Electric Muscle Stimulation (EMS) Training

We live in a society that embraces convenience, what could easily be referred to as a McDonalds mindset.  We want it standard, quick and certainly easy.  This mindset has translated to fitness.  How often do you see an advertisement that you can get 6-pack abs in just 10 minutes a day; if you wear this belt to the gym, fat will melt away; buy this new machine and you will look just like this guy here..  

Trying to optimize time spent training is not necessarily a bad thing.  Not everyone has 2-3 hours to spend in a gym (nor wants to spend that time).  A relatively new fitness trend is Electric Muscle Stimulation (EMS), also known as Neuromuscular Electric Stimulation (NMES).  For the purpose of keeping it simple, we will refer to this as EMS.  


EMS is not a new application to athletics.  It has applications as a tool for strength training, rehabilitation, testing and for recovery.  However, what we see now in centers marketing EMS is a break from the traditional use.  As an example, a local center here in Santiago claims to work 350 muscles/session, that 20´ is equivalent to 3 hours in the gym and that all desired results can be achieved with 2 sessions/week.  Those are some pretty bold statements.  So, let´s look at EMS more closely.

What is EMS exactly?  EMS stimulates the muscles repeatedly, at random.   The nature in which the muscles are stimulated (superficial, spatially fixed and incomplete) implies that the same motor units are repeatedly activated by the same amount of electrical current and therefore brings on muscle fatigue more quickly.  As a result, this can cause profound muscle damage.  

Muscle damage is any injury or harm that impairs muscle function.  This damage can range from a small micro injury of the muscle fibers to a complete disruption of muscle function.  At any point where there is a loss of function to the muscle for a period greater than 2 days, this is an indicator of muscle damage.  

Muscle damage can also be tracked by looking at the levels of Creatine Kinase (CK) and Myoglobin (Mb) in the blood.  CK is found in the heart, brain, skeletal muscle and other tissues within our body.  When muscle damage occurs, CK is released into the blood and overall levels increase.  These increased levels are associated with rhabdomyolysis (to which we will refer to as rhabdo).  Mb is found in muscle tissue and its function is to provide extra oxygen to release energy to power muscle contractions.  When muscles are damaged, concentrations of Mb enter the kidneys where it is toxic and contributes to acute renal failure.  


Let´s look at two different studies, one focusing on the longer leg muscles (there is some research to support that the longer muscles are more susceptible to damage with EMS) and one examining the effect on the biceps brachii and brachioradialus.  
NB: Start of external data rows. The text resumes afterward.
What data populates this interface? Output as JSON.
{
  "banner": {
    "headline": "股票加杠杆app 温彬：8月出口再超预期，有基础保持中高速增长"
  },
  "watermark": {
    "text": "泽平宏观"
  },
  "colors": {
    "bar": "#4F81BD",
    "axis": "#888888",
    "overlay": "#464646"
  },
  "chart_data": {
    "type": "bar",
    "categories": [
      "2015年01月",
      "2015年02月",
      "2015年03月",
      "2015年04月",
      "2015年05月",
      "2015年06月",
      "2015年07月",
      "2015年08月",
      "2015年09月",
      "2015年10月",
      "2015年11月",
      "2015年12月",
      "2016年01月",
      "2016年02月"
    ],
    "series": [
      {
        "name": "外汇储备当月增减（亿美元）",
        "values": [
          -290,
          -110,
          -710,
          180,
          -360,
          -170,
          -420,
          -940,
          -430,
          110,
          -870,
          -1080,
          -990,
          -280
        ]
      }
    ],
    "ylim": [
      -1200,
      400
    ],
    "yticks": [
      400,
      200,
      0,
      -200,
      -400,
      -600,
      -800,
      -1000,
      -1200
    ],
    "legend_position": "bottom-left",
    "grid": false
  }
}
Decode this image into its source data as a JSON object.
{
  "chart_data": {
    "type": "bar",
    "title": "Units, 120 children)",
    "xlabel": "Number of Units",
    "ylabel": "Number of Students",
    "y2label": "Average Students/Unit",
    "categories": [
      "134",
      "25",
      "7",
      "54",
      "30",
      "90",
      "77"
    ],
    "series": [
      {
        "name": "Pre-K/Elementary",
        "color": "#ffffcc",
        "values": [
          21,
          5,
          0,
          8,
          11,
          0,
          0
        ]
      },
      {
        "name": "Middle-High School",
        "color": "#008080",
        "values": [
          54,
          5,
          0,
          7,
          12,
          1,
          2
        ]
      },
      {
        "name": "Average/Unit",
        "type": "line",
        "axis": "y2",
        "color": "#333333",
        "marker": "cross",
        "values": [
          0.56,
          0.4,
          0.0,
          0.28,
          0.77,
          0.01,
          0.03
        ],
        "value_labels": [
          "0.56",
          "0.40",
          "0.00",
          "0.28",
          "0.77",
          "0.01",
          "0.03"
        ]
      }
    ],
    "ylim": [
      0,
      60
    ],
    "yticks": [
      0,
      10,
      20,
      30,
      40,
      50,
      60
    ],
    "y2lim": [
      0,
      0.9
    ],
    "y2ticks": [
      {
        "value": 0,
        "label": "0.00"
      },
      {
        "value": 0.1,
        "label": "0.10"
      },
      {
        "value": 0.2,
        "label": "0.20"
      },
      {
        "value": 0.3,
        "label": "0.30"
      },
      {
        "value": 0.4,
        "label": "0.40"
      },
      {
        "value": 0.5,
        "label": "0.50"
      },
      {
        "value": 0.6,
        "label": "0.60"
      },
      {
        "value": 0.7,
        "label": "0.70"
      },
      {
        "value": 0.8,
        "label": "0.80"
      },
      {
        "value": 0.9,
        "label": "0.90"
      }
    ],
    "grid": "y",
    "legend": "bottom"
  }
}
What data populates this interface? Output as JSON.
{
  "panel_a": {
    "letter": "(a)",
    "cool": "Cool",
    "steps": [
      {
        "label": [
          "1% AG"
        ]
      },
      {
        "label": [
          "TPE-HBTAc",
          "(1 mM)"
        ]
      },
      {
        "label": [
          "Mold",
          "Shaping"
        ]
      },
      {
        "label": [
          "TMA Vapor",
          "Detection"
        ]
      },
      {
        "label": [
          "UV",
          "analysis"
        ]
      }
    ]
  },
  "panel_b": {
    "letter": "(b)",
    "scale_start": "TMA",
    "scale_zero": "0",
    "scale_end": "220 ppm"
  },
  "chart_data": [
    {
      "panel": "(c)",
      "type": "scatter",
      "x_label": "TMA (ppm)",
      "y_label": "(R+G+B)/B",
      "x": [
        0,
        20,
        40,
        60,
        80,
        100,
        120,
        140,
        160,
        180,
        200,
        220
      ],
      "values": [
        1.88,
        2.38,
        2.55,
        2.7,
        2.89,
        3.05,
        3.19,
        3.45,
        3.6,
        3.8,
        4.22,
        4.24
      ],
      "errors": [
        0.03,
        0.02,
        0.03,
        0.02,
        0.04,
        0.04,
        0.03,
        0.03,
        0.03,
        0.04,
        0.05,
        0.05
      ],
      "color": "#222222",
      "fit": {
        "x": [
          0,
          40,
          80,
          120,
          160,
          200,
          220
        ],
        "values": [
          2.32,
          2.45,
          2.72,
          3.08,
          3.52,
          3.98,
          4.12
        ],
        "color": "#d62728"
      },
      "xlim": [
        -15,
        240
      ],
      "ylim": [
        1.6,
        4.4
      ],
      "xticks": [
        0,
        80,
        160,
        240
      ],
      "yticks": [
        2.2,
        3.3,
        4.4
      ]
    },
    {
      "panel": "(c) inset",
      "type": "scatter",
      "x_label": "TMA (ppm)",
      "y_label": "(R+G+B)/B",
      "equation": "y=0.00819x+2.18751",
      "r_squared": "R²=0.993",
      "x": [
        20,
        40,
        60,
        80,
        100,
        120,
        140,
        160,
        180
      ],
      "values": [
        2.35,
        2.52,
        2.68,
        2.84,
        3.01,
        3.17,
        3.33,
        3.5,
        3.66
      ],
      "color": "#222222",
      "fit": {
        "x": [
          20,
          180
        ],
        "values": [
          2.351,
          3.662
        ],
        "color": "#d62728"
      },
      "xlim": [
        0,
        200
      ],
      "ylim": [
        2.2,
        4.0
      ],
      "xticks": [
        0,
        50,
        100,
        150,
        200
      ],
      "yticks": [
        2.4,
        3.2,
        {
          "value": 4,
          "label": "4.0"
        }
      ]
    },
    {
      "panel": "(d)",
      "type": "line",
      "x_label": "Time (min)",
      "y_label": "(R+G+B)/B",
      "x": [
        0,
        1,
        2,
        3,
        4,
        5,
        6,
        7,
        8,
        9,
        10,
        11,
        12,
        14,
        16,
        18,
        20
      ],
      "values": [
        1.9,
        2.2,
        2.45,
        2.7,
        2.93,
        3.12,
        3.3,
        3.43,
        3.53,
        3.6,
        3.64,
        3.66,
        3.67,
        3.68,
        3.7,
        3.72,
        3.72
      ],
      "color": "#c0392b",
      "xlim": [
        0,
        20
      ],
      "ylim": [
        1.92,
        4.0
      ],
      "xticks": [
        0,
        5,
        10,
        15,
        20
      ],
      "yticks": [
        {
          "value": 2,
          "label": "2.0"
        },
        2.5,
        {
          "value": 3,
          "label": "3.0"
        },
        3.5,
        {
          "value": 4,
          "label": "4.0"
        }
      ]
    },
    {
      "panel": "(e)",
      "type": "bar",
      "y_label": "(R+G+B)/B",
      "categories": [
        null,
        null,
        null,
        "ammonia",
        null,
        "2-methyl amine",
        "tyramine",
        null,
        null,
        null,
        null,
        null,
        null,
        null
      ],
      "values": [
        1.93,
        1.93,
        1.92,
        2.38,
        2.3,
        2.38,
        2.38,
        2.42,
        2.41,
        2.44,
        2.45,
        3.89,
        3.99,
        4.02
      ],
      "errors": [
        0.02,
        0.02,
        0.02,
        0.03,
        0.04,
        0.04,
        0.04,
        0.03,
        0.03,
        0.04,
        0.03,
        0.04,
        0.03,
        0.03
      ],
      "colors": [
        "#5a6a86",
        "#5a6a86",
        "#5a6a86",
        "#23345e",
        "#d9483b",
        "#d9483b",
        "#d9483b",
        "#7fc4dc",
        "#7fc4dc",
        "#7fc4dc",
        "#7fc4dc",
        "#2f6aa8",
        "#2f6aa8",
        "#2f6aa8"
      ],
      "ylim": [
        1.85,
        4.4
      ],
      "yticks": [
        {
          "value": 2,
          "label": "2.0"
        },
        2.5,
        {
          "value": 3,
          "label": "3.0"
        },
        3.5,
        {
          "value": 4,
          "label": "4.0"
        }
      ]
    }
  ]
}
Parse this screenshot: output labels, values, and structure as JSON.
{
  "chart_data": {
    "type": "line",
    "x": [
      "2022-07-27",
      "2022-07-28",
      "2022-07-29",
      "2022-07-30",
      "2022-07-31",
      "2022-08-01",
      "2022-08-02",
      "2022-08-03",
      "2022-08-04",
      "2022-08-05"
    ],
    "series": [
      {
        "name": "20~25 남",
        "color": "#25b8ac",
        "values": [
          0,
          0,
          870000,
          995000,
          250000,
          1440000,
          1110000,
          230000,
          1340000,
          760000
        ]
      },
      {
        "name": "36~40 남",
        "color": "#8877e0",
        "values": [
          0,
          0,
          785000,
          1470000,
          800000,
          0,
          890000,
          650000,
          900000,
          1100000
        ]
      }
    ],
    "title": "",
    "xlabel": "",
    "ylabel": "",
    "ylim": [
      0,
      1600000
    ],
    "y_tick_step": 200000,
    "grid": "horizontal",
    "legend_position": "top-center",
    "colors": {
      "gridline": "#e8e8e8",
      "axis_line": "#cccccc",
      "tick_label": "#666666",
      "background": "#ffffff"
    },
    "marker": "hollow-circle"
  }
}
The first study  involved ES-evoked isometric contractions of the knee extensors.  Stimulation was increased towards maximally tolerable levels.  Two sessions were completed two weeks apart using the same muscles.  The study resulted in a maximal voluntary isometric contraction (MVC) strength below baseline by 30% after ES for 2 sessions.  Additionally, levels of CK were significantly higher after 4 days for the first session.  (3)

In the second study, participants were tested doing preacher curls.  The control group performed the movement without ES while the ES group was stimulated at the biceps brachii and brachioradialus.  The average peak torque was significantly greater for voluntary contractions.  While MVC decreased for both groups, the decrease was significantly greater and recovery significantly slower for ES vs. MVC.  The magnitude of soreness was significantly greater 2-3 days post exercise for ES.  Finally, there was a significant increase in CK 4 days post exercise for the ES group.


EMS can be a useful tool to supplement resistance training (weights), but should not be used to replace it.

Pre-training measurements and assessments of thyroid and kidney functions should be conducted to identify risk of rhabdo. 

EMS requires a greater recovery time than traditional training to allow the  CK blood levels to return to an acceptable level (especially in the beginning).  By performing this training without proper recovery time, the client increases the risk of rhabdo.

Despite claims, studies have shown that resistance training has a 50% greater effect at reducing body weight over EMS.  Additionally, EMS has no significant change in the waist to hip ratio, while resistance training does.